Establishment of a Simple and Effective Rat Model for Intraoperative Parathyroid Gland Imaging

To date, the development of parathyroid gland (PG) identification methods is limited by the lack of animal models in preclinical research. Here, we establish a simple and effective rat model for intraoperative PG imaging and evaluate its effectiveness by using iron oxide nanoparticles as a novel PG contrast agent.

Parathyroid gland is a small organ with very important functions. Our protocol can be used for developing new PG identification technologies which can help surgeons to protect it during the thyroidectomy for thyroid cancer. The main advantage of this model is that it can observe a clear difference between the thyroid and PGs through the negative imaging of IONP.

In addition, the cost and operational difficulty are considerably lower for this rat model than for large animal models. To begin, place a prewarmed heating pad on the surgical table in order to sustain the animal's body temperature during the surgery, and then transfer the anesthetized rat down to a surgical drape placed on the operation table. Using rubber bands, fix the rat's limbs to the operation table and place a cylindrical pillow made of drape under the rat's shoulder to lean its head back, completely exposing the neck area, then apply depilatory cream to the neck area, up to the submandibular space, down to the xiphoid process, and on both sides to the outside of the sternocleidomastoid muscle.
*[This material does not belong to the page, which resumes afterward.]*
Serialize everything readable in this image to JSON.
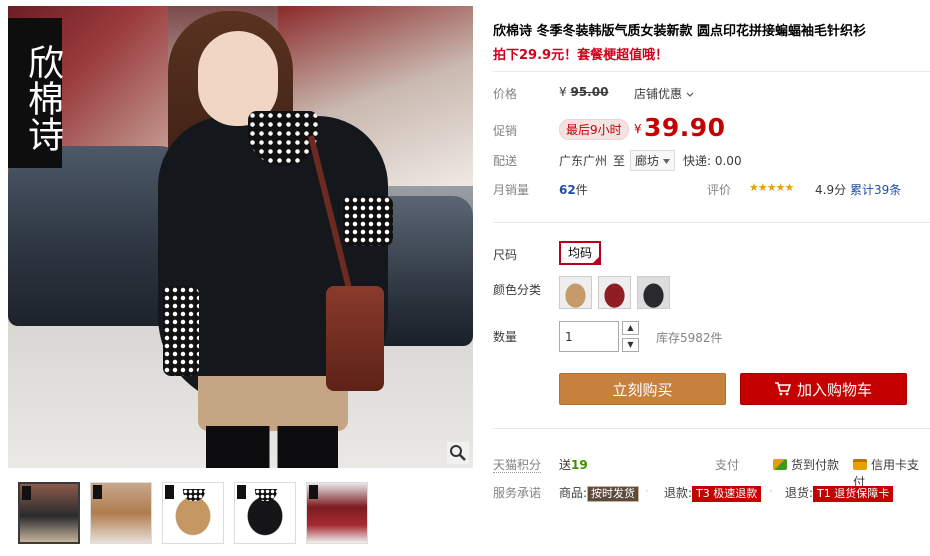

After three minutes, gently wipe the hair and depilatory cream with a tissue. Next, using an iodophor cotton ball, sterilize the middle of the neck and surrounding area. from which hair is removed.

Cover the animal with a surgical drape, keeping the hole aligned with disinfected area. Using the scalpel, make approximately a five-centimeter longitudinal incision in the anterior midline of the rat's neck. Lift the skin along both sides of the incision and using scissors, longitudinally cut along the linea alba cervicalis.

Use forceps to separate the sternohyoid and sternothyroid muscle. Clamp the separated muscles in front of the neck using vascular forceps and pull the clamped tissue outside. Using the needle, pass the suture through the clamped tissue.

Make a knot and fix the suture to the surgical drape of the operation table. Locate the thyroid cartilage based on its shield shape and cricoid cartilage based on its ring shape as the upper boundary in the operation area, then locate the trachea based on its tubular cartilage ring shape in the front and middle of the neck as the lower boundary in the operation area. Locate the thyroid gland, a red butterfly-shaped gland on the opposite side of the trachea between the upper and lower boundaries.

Next, locate two parathyroid glands in a fusiform shape that are reddish, but lighter than the surrounding thyroid gland with a certain boundary on the upper and outer sides of the thyroid gland. Take a frontal photograph of the parathyroid glands with the trachea, thyroid, and larynx. Dissect the back of the esophagus and using a retractor, expose the right side of the parathyroid glands.

Take a right-side photograph of the parathyroid glands with the thyroid gland and trachea, and similarly expose and capture the left side of the glands. Use an insulin syringe to locally inject 10 microliters of black iron oxide nanoparticles suspension into the center of the thyroid gland, and gently press the injection site with gauze for five seconds, then observe the rapid diffusion of the black iron oxide nanoparticles within the thyroid glands, but not the parathyroid glands, as it negatively stains the parathyroid glands and differentiates them from the surrounding thyroid. Capture the front, left, and right-side photographs of the negatively stained parathyroid glands together with the trachea, thyroid gland, and larynx.

After injection, the contrast agent, black iron oxide nanoparticles, readily diffuse within the thyroid gland and stain it black, but cannot infiltrate the parathyroid gland due to their high tissue density. Histological analysis of black iron oxide nanoparticles injected-thyroid gland revealed that the parathyroid glands are enriched with closely aligned chief cells, whereas the thyroid gland features many loose lumens indicating much lower tissue density. Two important things should be remembered in this procedure.

First, the posture of the rat. We recommended to lean ears and head back, completely exposing the neck area. Second, when we inject the IONPs, we should be use fine-ensuring needle because the thyroid surface is full of blood vessels.

This procedure can also be performed by autofluorescence imaging of the PG, which is non-invasive, provides real-time information, and does not use dye as a contrast agent, but the autofluorescence signal is weak and the imaging efficiency is also poor. Other researchers can use this simple and effective rat model to develop and evaluate new PG identification technologies and products instead of using more complicated and expensive large animals such as dogs and pigs.